Mathura Umachandran is a classicist by training. Her work is committed to tracing the development of the methods and ideological forms of Classics in the post war Humanities and, thus, how Classics operates in contemporary culture in collaboration with systems of power. She wrote her dissertation in the department of Classics at Princeton University (2018) and comes to the Society for the Humanities after a post-doctoral position on the Anachronism and Antiquity project at the University of Oxford (2018–2019) and a Visiting Fellowship at the Institute of Classical Studies, London (2019–2020). She has recently co-edited a special issue on ‘Anachronism’ in Classical Receptions Journal (2020), in addition to articles on Iris Murdoch’s reception of Aeschylus, the conceptual history of ‘World Literature’, and public facing essays that addressed Classics as a racialized form of knowledge-making. At Cornell, Mathura will be working on her first book, ‘Critical Mythologies: Classical Reception and the Frankfurt School’, which explores how the first generation of Critical Theorists made turns to Greco-Roman myth, seeking intellectual resources beyond enlightened reason. ‘Critical Mythologies’ examines how Theodor Adorno, Max Horkheimer, and Herbert Marcuse not only exploded the cultural value of antiquity itself by revising the concept of ‘myth’ in various ways, but also how they deployed specific narratives (the usual philosophical suspects Oedipus and Odysseus, as well as the less obvious candidates Narcissus and Orpheus) as openings for theorizing new political horizons of knowledge-making about the subject and her relations with the world.
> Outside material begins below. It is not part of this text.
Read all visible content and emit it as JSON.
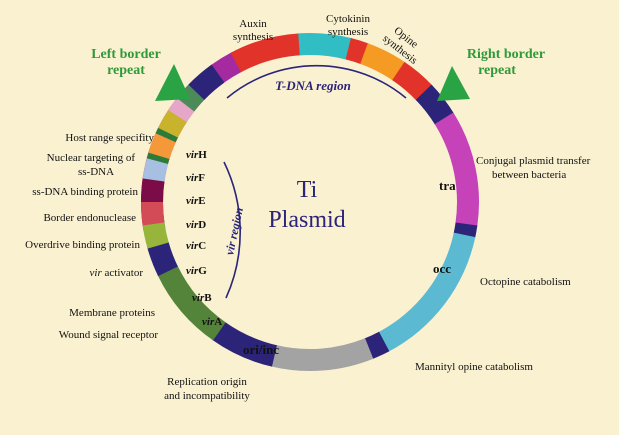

Critical Mythologies: Classical Reception and the Frankfurt School
Critical Mythologies: Classical Reception and the Frankfurt School investigates the engagements with classical antiquity by some of the key thinkers of the first generation of the Frankfurt School. Theodor Adorno, Max Horkheimer, and Herbert Marcuse turned to myth to critique the formations of late capitalist modernity. I want to understand what motivated these turns to myth by thinkers who claimed to be in the genealogy of the Enlightenment. The Aufklärung had formed a set of philosophical contradictions around the Greeks as both firmly fixed in the ancient past and the trans-historical guarantors of Western reason. The Frankfurt thinkers found that the instability of these contradictions was in part to blame for the extreme way in which irrationality forced itself to the surface in the twentieth century. Critical Mythologies therefore examines how the Frankfurt thinkers critically repurpose mythological figures of reason. I argue that, by using Odysseus (as the heroic figure of cunning), Prometheus (as the author of anthropocentric ingenuity) and Oedipus (as the figure of self reflexive), these thinkers interrogate modernity’s self-fashioning as supremely rational and the telos of progressive history. Within a framework of dialectical reception, Critical Mythologies argues that the Frankfurt thinkers’ turns to myth organize historical relationships of non-identity with antiquity to illuminate the political reflexes of classicism.